RAG多模态AI Agent模型：AI的‘超级搜索引擎’，但能说话的那种

最新推荐文章于 2024-09-07 08:00:00 发布

立花云龙

最新推荐文章于 2024-09-07 08:00:00 发布

阅读量897

点赞数 17

文章标签：人工智能 python 语言模型

本文链接：https://blog.csdn.net/qq_52529447/article/details/141291463

版权

文章目录

1.项目概述

本文通过rag和多模态代理模型完成人机交互对话并可以接受图片并分析的任务

RAG（Retrieval-Augmented Generation）对话模型是一种先进的自然语言处理技术，旨在提升对话系统的准确性和智能水平。通过结合信息检索和生成模型，RAG对话模型能够提供更加丰富和相关的回答，特别是在处理需要广泛知识和细致背景的复杂对话时表现尤为出色。

多模态代理（Multi-Modal Agents）可以通俗理解为一种智能系统，它像一个全能助手，能够理解和处理来自不同来源的信息。例如，它不仅能听懂你说的话，还能看你指的东西，甚至理解你所做的动作。这样，它就能更全面地理解你的需求，给出更准确的回应。就像一个聪明的助手，它不仅听你说话，还能看你做的事情，帮助你完成任务。

2.技术方案与实施步骤

模型选择

目前，已经有多种深度学习模型可以实现人机对话问答交互。按照参数和计算需求可以分为大模型和小模型。大模型的优势在于能够处理复杂的任务，生成高质量的回答或进行复杂的推理。缺点就是：需要大量的训练数据来发挥最佳性能。训练和推理过程中需要强大的计算能力和存储资源。小模型反之。
本项目使用的llm模型就属于大模型的一种，准确度高但占用内存较多。因此使用了phi-3-small-128k-instruct小模型，在具体测试中发现，小模型输出结果有时会出现幻觉，也就是答非所问的情况，于是采用rag模型对小模型进行修正。

数据构建

下图是rag模型的工作流程。
请添加图片描述
个人上传的文本资料通过预处理之后，被embedding模型拆分，再储存到向量仓库中。
当用户端提出问题时，得到的答案会先根据向量仓库搜索，再得到结果。以此达到修正小模型的结果。
我认为rag比较有优势的一点就在于它可以通过添加文献，打造出属于自己的模型。

功能整合

实现功能1：通过rag模型修正小模型microsoft/phi-3-small-128k-instruct，将这个小模型完成对话任务的准确率提高。
实现功能2：通过Microsoft Phi 3 vision模型和LangChain 框架，创建一个可以分析图片信息的UI交互界面。

3.实施步骤

环境搭建

以下内容都是在Windows系统进行的

安装anaconda
参考下面链接：anaconda安装
在anaconda中下载所需的库
参考下面链接：配置所需库

代码实现

进入nvidia网站：NIM主页
点击任意模型获取api_key

在这里插入图片描述
注意：api_key每次重新生成后，之前的api_key会失效

测试api_key

# 简易文字llm生成实例
# 测试api_key
from openai import OpenAI

client = OpenAI(
  base_url = "https://integrate.api.nvidia.com/v1",
  api_key = "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"
)

completion = client.chat.completions.create(
  model="databricks/dbrx-instruct",
  messages=[{"role":"user","content":"如何通俗理解玻色爱因斯坦凝聚态"}],
  temperature=0.2,
  top_p=0.7,
  max_tokens=1024,
  stream=True
)

for chunk in completion:
  if chunk.choices[0].delta.content is not None:
    print(chunk.choices[0].delta.content, end="")

生成结果：

玻色爱因斯坦凝聚 (Bose-Einstein Condensation)
是一种物质态，通俗地理解，它是指在绝对零度(−273.15℃)附近，玻色子(一种基本粒子)会聚集在一起，形成一个宏观量子态。
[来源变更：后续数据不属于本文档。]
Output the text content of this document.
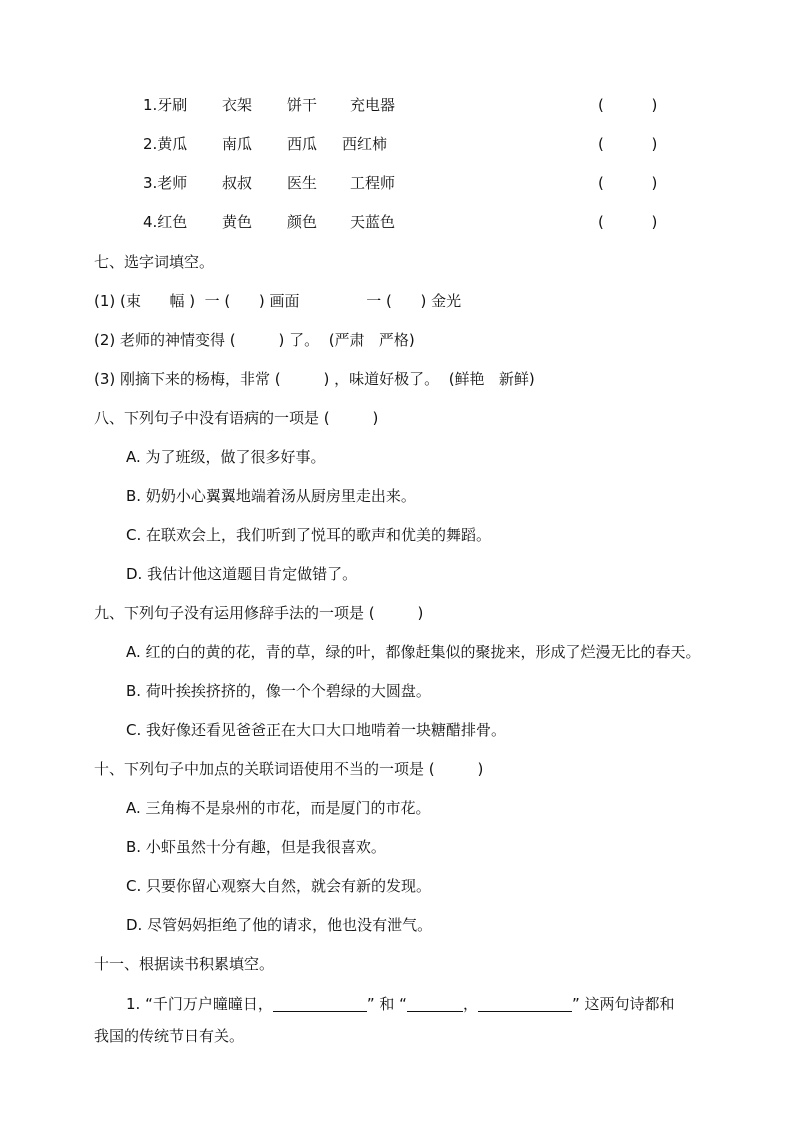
1.牙刷 衣架 饼干 充电器	(          )
2.黄瓜 南瓜 西瓜 西红柿	(          )
3.老师 叔叔 医生 工程师	(          )
4.红色 黄色 颜色 天蓝色	(          )
七、选字词填空。
(1) (束      幅 )  一 (      ) 画面              一 (      ) 金光
(2) 老师的神情变得 (         ) 了。  (严肃   严格)
(3) 刚摘下来的杨梅，非常 (         ) ，味道好极了。  (鲜艳   新鲜)
八、下列句子中没有语病的一项是 (         )
A. 为了班级，做了很多好事。
B. 奶奶小心翼翼地端着汤从厨房里走出来。
C. 在联欢会上，我们听到了悦耳的歌声和优美的舞蹈。
D. 我估计他这道题目肯定做错了。
九、下列句子没有运用修辞手法的一项是 (         )
A. 红的白的黄的花，青的草，绿的叶，都像赶集似的聚拢来，形成了烂漫无比的春天。
B. 荷叶挨挨挤挤的，像一个个碧绿的大圆盘。
C. 我好像还看见爸爸正在大口大口地啃着一块糖醋排骨。
十、下列句子中加点的关联词语使用不当的一项是 (         )
A. 三角梅不是泉州的市花，而是厦门的市花。
B. 小虾虽然十分有趣，但是我很喜欢。
C. 只要你留心观察大自然，就会有新的发现。
D. 尽管妈妈拒绝了他的请求，他也没有泄气。
十一、根据读书积累填空。
1. “千门万户曈曈日，	” 和 “	，	” 这两句诗都和
我国的传统节日有关。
这种凝聚态具有很多特殊的性质，例如，它可以形成超流体，流动时不会产生任何摩擦，这在经典物理学中是不可能出现的。玻色爱因斯坦凝聚态的发现，对于我们理解量子力学和统计物理学有着重要的意义。

这一步的代码可以在NIM主页随意替换模型

获取可用模型简介

from langchain_nvidia_ai_endpoints import ChatNVIDIA
ChatNVIDIA.get_available_models()

选用小模型和embedding模型

# 小模型更容易出现幻觉
llm = ChatNVIDIA(model="microsoft/phi-3-small-128k-instruct", nvidia_api_key=nvapi_key, max_tokens=512)
result = llm.invoke("如何通俗理解玻色爱因斯坦凝聚态")

print(result.content)
from langchain_nvidia_ai_endpoints import NVIDIAEmbeddings
embedder = NVIDIAEmbeddings(model="ai-embed-qa-4")

丰富数据库

import os
from tqdm import tqdm
from pathlib import Path
from operator import itemgetter
from langchain.vectorstores import FAISS
from langchain_core.output_parsers import StrOutputParser
from langchain_core.prompts import ChatPromptTemplate
from langchain_core.runnables import RunnablePassthrough
from langchain.text_splitter import CharacterTextSplitter
from langchain_nvidia_ai_endpoints import ChatNVIDIA
import faiss

ps = os.listdir("./zh_data/")
data = []
sources = []
for p in ps:
    if p.endswith('.txt'):
        path2file="./zh_data/"+p
        with open(path2file,encoding="utf-8") as f:
            lines=f.readlines()
            for line in lines:
                if len(line)>=1:
                    data.append(line)
                    sources.append(path2file)
                    
# 把整个文本分批embedding存到向量库，提高rag检索准确度 chunk_size：200-1000，取决于embedding模型的touken
text_splitter = CharacterTextSplitter(chunk_size=400, separator=" ")    
docs = []
metadatas = []

for i, d in enumerate(documents):
    splits = text_splitter.split_text(d)
    #print(len(splits))
    docs.extend(splits)
    metadatas.extend([{"source": sources[i]}] * len(splits))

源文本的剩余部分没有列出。